The Vineyard Wind blade failure was a much higher-profile affair, given the controversial nature of offshore wind, the number of opponents fighting to keep it from developing as a U.S. clean energy sector and the summertime beach closures that resulted as fragments washed ashore. (See Blade Failure Brings Vineyard Wind 1 to Halt.) 

In its communications about the incident, Vineyard has emphasized that it was a GE Vernova equipment failure. 

GE Vernova CEO Scott Strazik said July 24 that the search continues for the root cause of the Vineyard Wind failure but that a “manufacturing deviation” has been identified in the blade that buckled and disintegrated. No design flaw has been identified, nor any connection to a recent blade failure at the Dogger Bank Wind Farm in England, which was blamed on an installation error. 

The Vineyard Wind blade was fabricated by GE Vernova subsidiary LM Wind Power. Strazik said the quality assurance process should have caught the defect, so it will reinspect the roughly 150 other offshore wind blades that have been manufactured at the same factory in Gaspe, Quebec. 

Construction has been halted on Vineyard as the investigation continues, with about a third of the turbines installed. But Strazik said installation work continues at Dogger. 

Strazik indicated the company is looking to make more money in future offshore wind contracts. 

“Going forward,” he said, “we will remain highly selective on new offshore orders, focused on achieving substantially higher pricing and disciplined commercial terms.” 

The finances of GE Vernova’s wind business were a recurring theme on the call. 

“Right now, wind remains the most challenging segment,” Strazik said.  

And that is not just offshore — onshore wind customers are navigating challenges with permitting delays and higher interest rates. Then there are the defects. 

“We are nearly two years into our onshore wind quality improvement program, and we are making progress, with no new significant issues identified,” he added. 

GE Vernova is trying to accelerate updates to the existing onshore fleet, adding crews in the field and lining up more cranes. A blade inspection robot has been used to enhance the manufacturing process, and the company is optimistic about the future. 

“Longer term, wind should play a critical role in the energy transition,” Strazik said. 

Gas Growth

In the shorter term, GE Vernova is doing a brisk business selling and servicing equipment that could continue to burn natural gas for decades. 

The company announced July 10 it would expand generator production and add more than 150 jobs at its ancestral home, the Schenectady campus that General Electric shrank relentlessly over the course of decades.  

A financial analyst asked if the sharp growth in gas power orders is due to GE capturing a greater percentage of the existing market or the market itself expanding. 

“It’s a combination of U.S. orders and global orders,” Strazik replied. “We’re not in a place today where this is one transaction, one market.” 

Demand for electricity is rising amid the growth of data centers and the push to electrify large segments of the economy.
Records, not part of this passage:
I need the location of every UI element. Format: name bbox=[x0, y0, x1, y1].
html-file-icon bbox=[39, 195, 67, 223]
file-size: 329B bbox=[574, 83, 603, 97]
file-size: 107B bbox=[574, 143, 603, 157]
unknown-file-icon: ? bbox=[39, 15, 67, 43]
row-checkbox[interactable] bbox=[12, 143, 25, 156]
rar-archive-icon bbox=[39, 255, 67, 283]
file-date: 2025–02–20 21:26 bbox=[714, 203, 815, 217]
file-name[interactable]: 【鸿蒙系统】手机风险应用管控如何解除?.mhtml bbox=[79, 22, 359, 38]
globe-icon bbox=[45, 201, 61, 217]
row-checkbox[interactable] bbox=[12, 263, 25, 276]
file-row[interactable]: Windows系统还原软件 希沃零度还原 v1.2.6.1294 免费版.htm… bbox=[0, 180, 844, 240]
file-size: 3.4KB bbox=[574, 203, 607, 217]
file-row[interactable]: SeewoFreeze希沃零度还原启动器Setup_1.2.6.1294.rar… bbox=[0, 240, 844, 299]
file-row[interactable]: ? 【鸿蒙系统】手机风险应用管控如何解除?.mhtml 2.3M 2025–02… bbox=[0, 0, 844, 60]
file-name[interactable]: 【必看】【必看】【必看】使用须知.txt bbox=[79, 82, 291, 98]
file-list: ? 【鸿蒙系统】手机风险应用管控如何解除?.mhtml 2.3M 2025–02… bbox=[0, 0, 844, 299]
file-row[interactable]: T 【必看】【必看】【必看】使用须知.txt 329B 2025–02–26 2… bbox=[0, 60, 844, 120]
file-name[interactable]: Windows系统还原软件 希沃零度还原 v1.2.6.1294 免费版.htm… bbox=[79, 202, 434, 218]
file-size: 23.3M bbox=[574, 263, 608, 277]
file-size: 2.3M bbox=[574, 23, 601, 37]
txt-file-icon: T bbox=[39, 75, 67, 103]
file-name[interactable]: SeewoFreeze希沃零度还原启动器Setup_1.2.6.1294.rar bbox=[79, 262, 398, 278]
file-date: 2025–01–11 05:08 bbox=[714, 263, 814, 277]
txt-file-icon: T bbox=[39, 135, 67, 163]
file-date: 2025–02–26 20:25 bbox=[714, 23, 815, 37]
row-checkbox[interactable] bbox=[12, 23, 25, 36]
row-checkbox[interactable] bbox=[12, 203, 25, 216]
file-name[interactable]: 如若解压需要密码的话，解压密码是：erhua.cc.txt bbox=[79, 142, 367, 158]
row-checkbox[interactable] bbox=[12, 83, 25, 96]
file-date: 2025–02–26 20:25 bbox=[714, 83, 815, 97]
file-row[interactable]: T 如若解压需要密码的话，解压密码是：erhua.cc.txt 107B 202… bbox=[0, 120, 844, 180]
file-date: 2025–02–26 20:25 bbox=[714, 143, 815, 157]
CFO Ken Parks said: “Looking ahead, we see increased demand for gas as a reliable source of baseload generation, which is resulting in incremental growth opportunities for both gas equipment and gas services over the medium to long term.” 

Another analyst asked if GE Vernova could meet the rising demand for gas equipment that utilities are voicing. 

GE Vernova’s facilities have capacity to grow, Strazik said, but there are chokepoints. 

“We do have challenges and need to work across our supply base and supply chain to gain access to more parts — think castings and forgings. That very well may lead to some investments we need to make to support this growth on a go-forward basis.” 

GE Vernova’s smallest business segment by revenue, electrification, reported strong demand and significant revenue growth for the second quarter. 

For the three months ended June 30, GE Vernova reported $1.28 billion in net income on total revenue of $8.2 billion, yielding diluted earnings per share of $4.65. This compares with revenue of $8.1 billion in the same quarter of 2023 and a net loss of $149 million, or $0.55 per share. 

GE Vernova stock closed 4.5% lower July 24. It is part of the S&P 500 index, which was down 2.3% for the day.